Individual RVV instruction performance

No changes since last week.

These results are in ns/instruction.

length LMUL VLEN=128 VLEN=256 VLEN=512 VLEN=1024
1 1 21.13 21.15 21.13 21.14
2 1 33.44 33.48 33.50 33.52
4 1 62.16 62.16 62.09 62.12
8 1 108.88 108.88 108.94 109.06
16 1 209.88 210.12 209.75 209.75
32 1 210.50 396.50 396.75 397.25
64 1 209.00 396.50 772.00 771.50
128 1 207.00 397.00 771.00 1524.00
256 1 212.00 399.00 772.00 1523.00
512 1 210.00 398.00 771.00 1521.00
1,024 1 213.00 398.00 773.00 1521.00
2,048 1 207.00 395.00 773.00 1519.00
4,096 1 210.00 395.00 771.00 1522.00
8,192 1 208.00 401.00 768.00 1521.00

SPEC CPU 2017 performance

You can find the baseline execution time and instruction count of the SPEC CPU 2017 benchmarks here

Actions

2024-05-22

  • Jeremy to run baseiline results for the other flavours of the vle*.v/vse*.v instructions
    • COMPLETE (see details above)
  • Paolo to check the ARM SVE example mentioned int the gitlab issue (see 2024-05-01).
    • COMPLETE: good example as soon as we'll need to implement vle8.v with a more direct access to the host.

2024-05-15

  • Jeremy to look at impact of masked v unmasked and strided v unstrided on vector operations.
    • lower proirity.

2024-05-08

  • Jeremy to characterise QEMU floating point performance and file it as a performance regression issue in QEMU GitLab.
    • low priority, deferred to prioritize the smoke tests work.

2024-05-01

  • Paolo to review the generic issue from Palmer Dabbelt to identify ideas for optimization and benchmarks to reuse.
    • IN PROGRESS: Reproduction deferred to prioritize ARM analysis.
    • So far we didn't see the execution time difference reported in the issue.

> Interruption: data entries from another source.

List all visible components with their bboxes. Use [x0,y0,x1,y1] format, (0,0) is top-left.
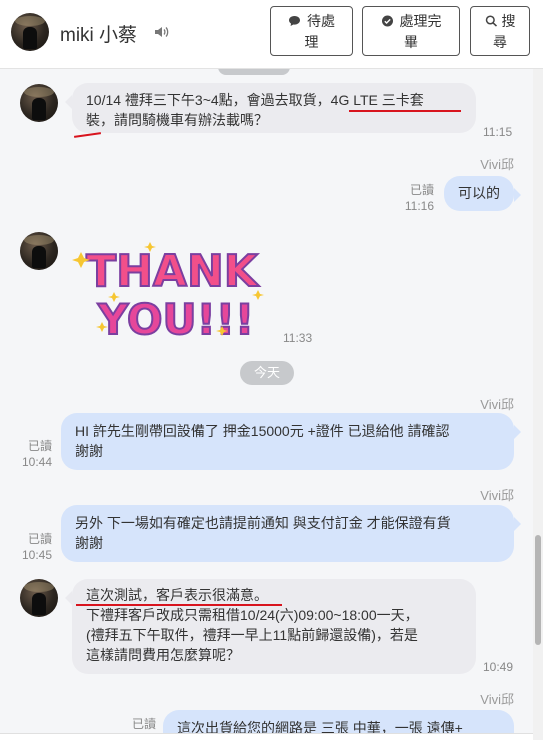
sender-name: Vivi邱 [480,488,514,503]
date-divider: 今天 [240,361,294,385]
sender-name: Vivi邱 [480,397,514,412]
pending-label-2: 理 [304,34,319,50]
read-status: 已讀 [409,183,434,197]
message-bubble[interactable]: 這次測試，客戶表示很滿意。 下禮拜客戶改成只需租借10/24(六)09:00~1… [65,579,476,674]
message-time: 10:44 [21,455,52,469]
message-time: 11:33 [283,331,313,345]
pending-button[interactable]: 待處 理 [270,6,353,56]
message-bubble[interactable]: 另外 下一場如有確定也請提前通知 與支付訂金 才能保證有貨 謝謝 [61,505,521,562]
search-icon [485,15,497,27]
search-label-2: 尋 [493,34,507,50]
check-circle-icon [381,15,393,27]
search-button[interactable]: 搜 尋 [470,6,530,56]
message-line: 謝謝 [75,535,103,551]
done-button[interactable]: 處理完 畢 [362,6,460,56]
done-label-1: 處理完 [399,13,442,29]
message-line: 裝，請問騎機車有辦法載嗎？ [86,112,268,128]
message-line: 這次測試，客戶表示很滿意。 [86,587,268,603]
message-bubble[interactable]: HI 許先生剛帶回設備了 押金15000元 +證件 已退給他 請確認 謝謝 [61,413,521,470]
speaker-icon[interactable] [154,25,170,39]
red-underline [73,132,102,138]
chat-header: miki 小蔡 待處 理 處理完 畢 搜 尋 [0,0,543,69]
sticker-text: THANK [86,246,260,297]
sender-avatar[interactable] [20,232,58,270]
contact-avatar[interactable] [11,13,49,51]
thank-you-sticker[interactable]: THANK YOU!!! [72,234,272,344]
scrollbar-thumb[interactable] [535,535,541,645]
sender-name: Vivi邱 [480,692,514,707]
message-line: HI 許先生剛帶回設備了 押金15000元 +證件 已退給他 請確認 [75,423,450,439]
message-line: 10/14 禮拜三下午3~4點，會過去取貨，4G LTE 三卡套 [86,92,424,108]
sender-avatar[interactable] [20,579,58,617]
message-time: 10:49 [483,660,514,674]
message-line: 謝謝 [75,443,103,459]
message-line: 下禮拜客戶改成只需租借10/24(六)09:00~18:00一天， [86,607,419,623]
read-status: 已讀 [131,717,156,731]
pending-label-1: 待處 [307,13,335,29]
message-time: 11:15 [483,125,513,139]
message-line: (禮拜五下午取件，禮拜一早上11點前歸還設備)，若是 [86,627,418,643]
read-status: 已讀 [27,439,52,453]
contact-name: miki 小蔡 [60,25,138,46]
message-time: 11:16 [404,199,434,213]
message-bubble[interactable]: 可以的 [444,176,521,211]
done-label-2: 畢 [404,34,418,50]
read-status: 已讀 [27,532,52,546]
message-line: 另外 下一場如有確定也請提前通知 與支付訂金 才能保證有貨 [75,515,451,531]
sender-name: Vivi邱 [480,157,514,172]
chat-bubble-icon [289,16,300,26]
scrollbar[interactable] [533,69,543,740]
search-label-1: 搜 [501,13,516,29]
message-bubble[interactable]: 10/14 禮拜三下午3~4點，會過去取貨，4G LTE 三卡套 裝，請問騎機車… [65,83,476,133]
message-time: 10:45 [21,548,52,562]
chat-area[interactable]: 10/14 禮拜三下午3~4點，會過去取貨，4G LTE 三卡套 裝，請問騎機車… [0,69,533,740]
message-line: 這樣請問費用怎麼算呢？ [86,647,240,663]
top-date-pill [218,69,290,75]
red-underline [349,110,461,112]
sticker-text: YOU!!! [97,295,254,344]
red-underline [76,604,282,606]
sender-avatar[interactable] [20,84,58,122]
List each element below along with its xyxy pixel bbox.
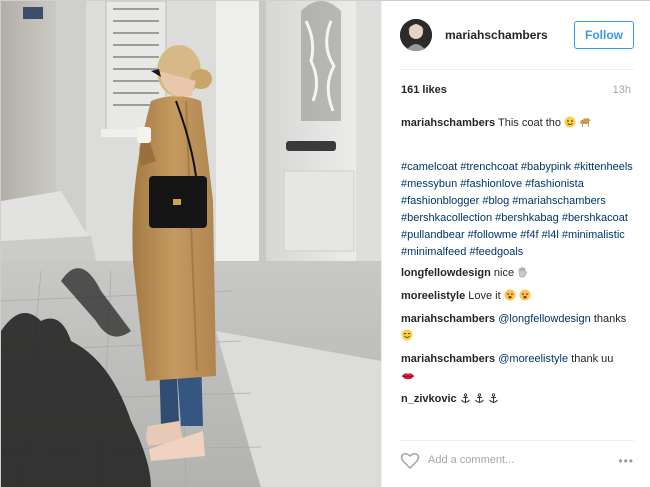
avatar[interactable] (400, 19, 432, 51)
likes-count[interactable]: 161 likes (401, 84, 447, 96)
more-icon[interactable]: ••• (618, 454, 634, 468)
kiss-lips-emoji-icon (401, 370, 415, 387)
comment-item: mariahschambers @longfellowdesign thanks (401, 311, 635, 347)
comment-item: n_zivkovic (401, 391, 635, 410)
comment-mention[interactable]: @longfellowdesign (498, 313, 591, 325)
hashtags[interactable]: #camelcoat #trenchcoat #babypink #kitten… (401, 159, 635, 261)
post-details-panel: mariahschambers Follow 161 likes 13h mar… (381, 1, 650, 487)
comment-text: Love it (468, 290, 501, 302)
comment-text: thanks (593, 313, 627, 325)
comment-author[interactable]: n_zivkovic (401, 393, 457, 405)
comment-item: moreelistyle Love it (401, 288, 635, 307)
post-modal: mariahschambers Follow 161 likes 13h mar… (0, 0, 650, 487)
hand-emoji-icon (517, 266, 528, 284)
comment-author[interactable]: moreelistyle (401, 290, 465, 302)
caption-gap (401, 138, 635, 159)
camel-emoji-icon (579, 116, 592, 134)
comment-text: nice (493, 267, 515, 279)
footer-divider (400, 440, 634, 441)
post-photo[interactable] (1, 1, 381, 487)
photo-illustration (1, 1, 381, 487)
anchor-emoji-icon (488, 393, 499, 410)
post-timestamp[interactable]: 13h (613, 84, 631, 96)
comment-mention[interactable]: @moreelistyle (498, 353, 568, 365)
anchor-emoji-icon (460, 393, 471, 410)
heart-icon[interactable] (400, 451, 420, 471)
post-footer: Add a comment... ••• (400, 450, 634, 474)
follow-button[interactable]: Follow (574, 21, 634, 49)
smile-emoji-icon (401, 329, 413, 347)
anchor-emoji-icon (474, 393, 485, 410)
comment-text: thank uu (571, 353, 614, 365)
header-divider (400, 69, 634, 70)
comment-item: longfellowdesign nice (401, 265, 635, 284)
heart-eyes-emoji-icon (519, 289, 531, 307)
comment-author[interactable]: longfellowdesign (401, 267, 491, 279)
caption-author[interactable]: mariahschambers (401, 117, 495, 129)
post-header: mariahschambers Follow (400, 17, 634, 53)
comments-list: mariahschambers This coat tho #camelcoat… (401, 115, 635, 414)
caption-text: This coat tho (498, 117, 562, 129)
comment-item: mariahschambers @moreelistyle thank uu (401, 351, 635, 387)
heart-eyes-emoji-icon (504, 289, 516, 307)
post-author-username[interactable]: mariahschambers (445, 28, 548, 42)
caption: mariahschambers This coat tho (401, 115, 635, 134)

Need to check the context.
    • The bionic benchmarks may be a useful source of small benchmarks.
    • Taken the ARM example: it might be tricky to map each load/store with the right host operations but that's the kind of optimization we are aiming at.
  • Daniel to advise Paolo on best practice for preparing QEMU upstream submissions.

Risk register

The risk register is held in a shared spreadsheet

We will keep it updated continuously and report any changes each week.

There are no changes to the risk register this week.

Planned absences

Jeremy will be on vacation from the 7th to the 16th of June. Paolo will be on vacation from the 20th to the 24th of June.